Continued review of the medical record revealed the facility listed the patient as the Guarantor of the account and the patient was able to follow all commands with language intact. Further review revealed a physician order, dated 09/14/17 at 2:37 PM, to discharge the patient home with home care.

Review of Patient #1's Discharge Instructions revealed the patient signed he/she received the patient education material/instructions on 09/14/17 at 3:50 PM.

Interview with RN #1, on 11/07/17 at 12:32 PM, revealed she was unaware Patient #1 was a ward of the state or that the caregiver should have been contacted prior to discharge. RN #1 stated she noted the physician discharge order, discussed with the facility Transitional Care Center (TCC) about patient appropriateness to utilize the TCC, and then discharged the patient and arranged for facility transport to take the patient to TCC, where staff arranged transportation home for the patient. RN #1 reviewed the discharge instructions with Patient #1 and then RN #1 obtained the signature of the patient on the discharge paperwork. RN #1 stated she was unaware of family involvement, as she would have called them. Additionally, RN #1 stated she was unaware of how her responsibilities were different for a patient who was a ward of the state and added she thought wards of the state had no family. RN #1 stated responsible parties should be notified of patient discharge for patient safety reasons.
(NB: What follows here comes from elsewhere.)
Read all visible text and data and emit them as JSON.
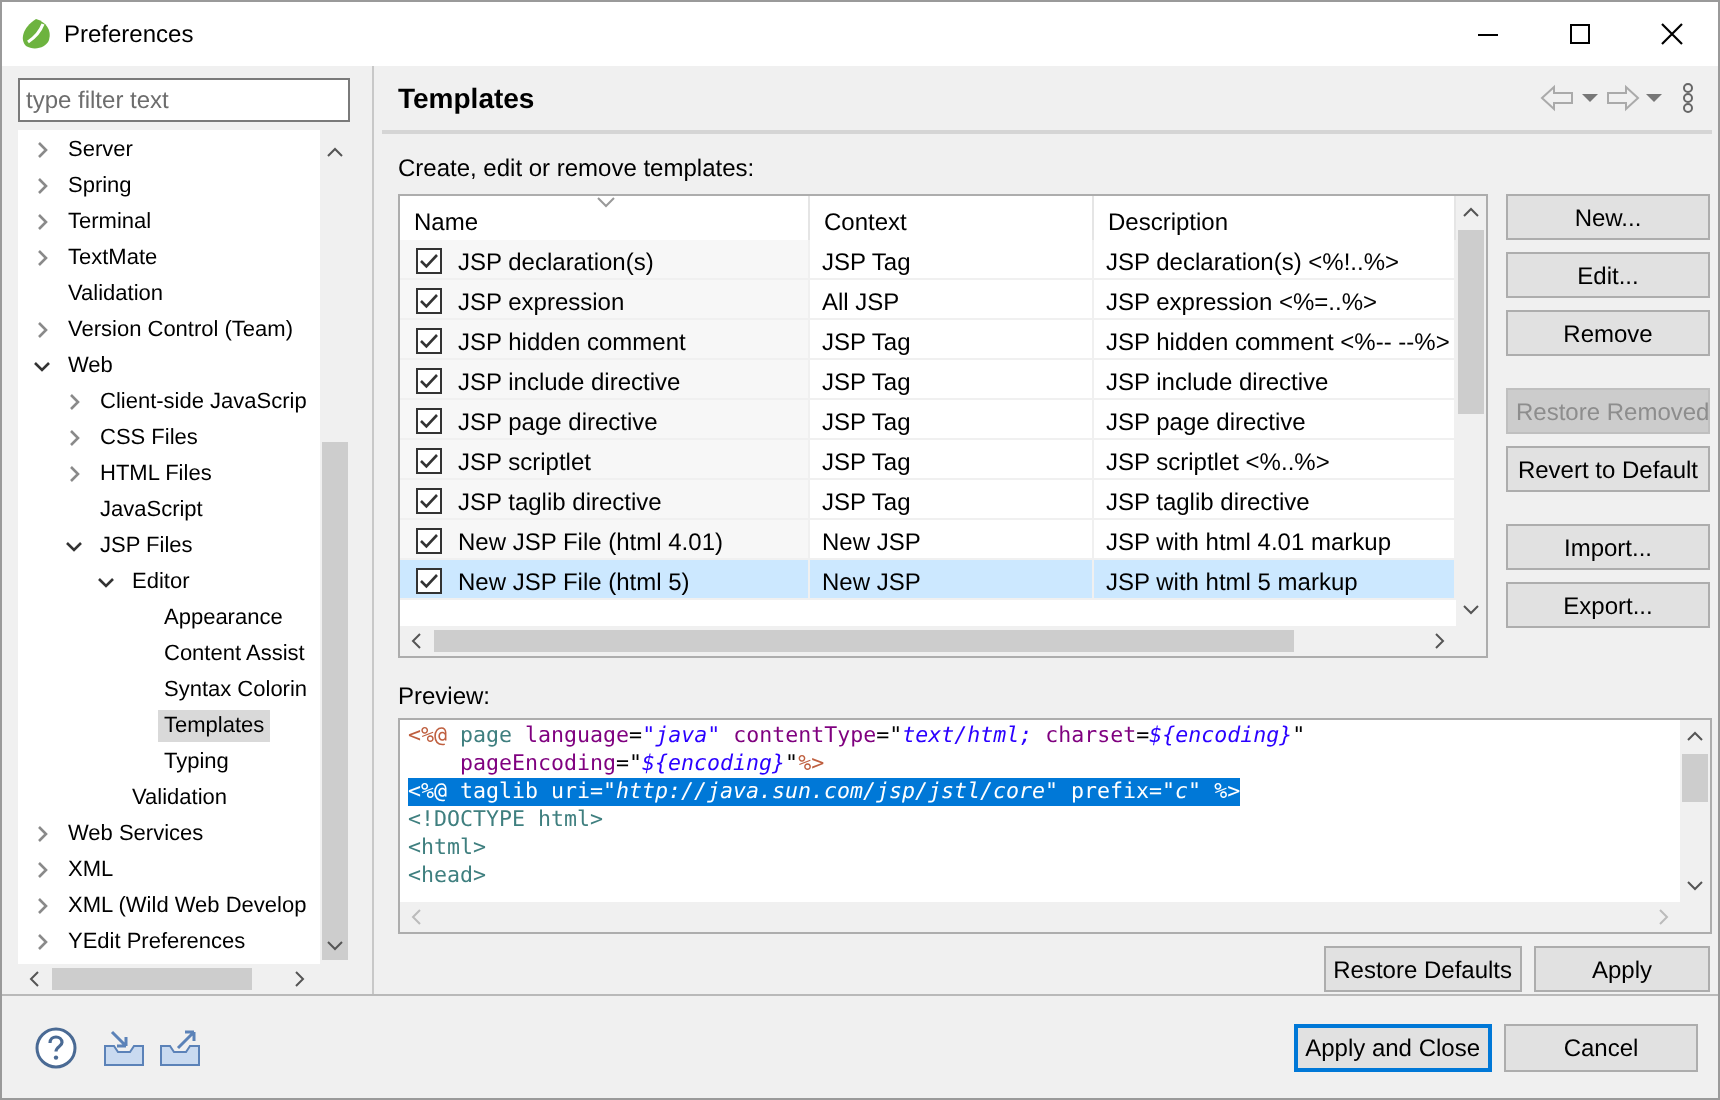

Interview with the Director of Nursing (DON) for Medical/Surgical, on 11/06/17 at 2:48 PM, revealed the state representative for a ward of the state or a caregiver should be notified of a patient's pending discharge prior to leaving the facility to ensure a safe discharge home. The DON stated contact should continue for the duration of the patient stay unless the facility learned otherwise. Additionally, the DON stated decisions regarding the care of wards of the state were made in collaboration with the state representative. The DON was unable to verbalize why communication did not occur in Patient #1's incident, but stated perhaps it resulted from a lack of communication and staff being unaware.

Interview with the Case Manager (CM), on 11/06/17 at 10:07 AM, revealed she was alerted to the discharge order and called the patient's caregiver to alert her of the discharge. The CM stated the caregiver explained the patient had already arrived home without prior notification from the facility. The CM stated the caregiver informed her that she (caregiver) was the responsible party. The CM stated she discussed the physician order for home health, which was agreeable to the caregiver, and then made the necessary arrangements.

Interview with the Chief Nursing Officer (CNO), on 11/07/17 at 1:10 PM, revealed she believed information should be documented in the patient's medical record regarding patients who were not able to make their own decisions, even for discharge. The CNO stated her role was to ensure patients were cared for safely and she was unable to verbalize what occurred in Patient #1's instance.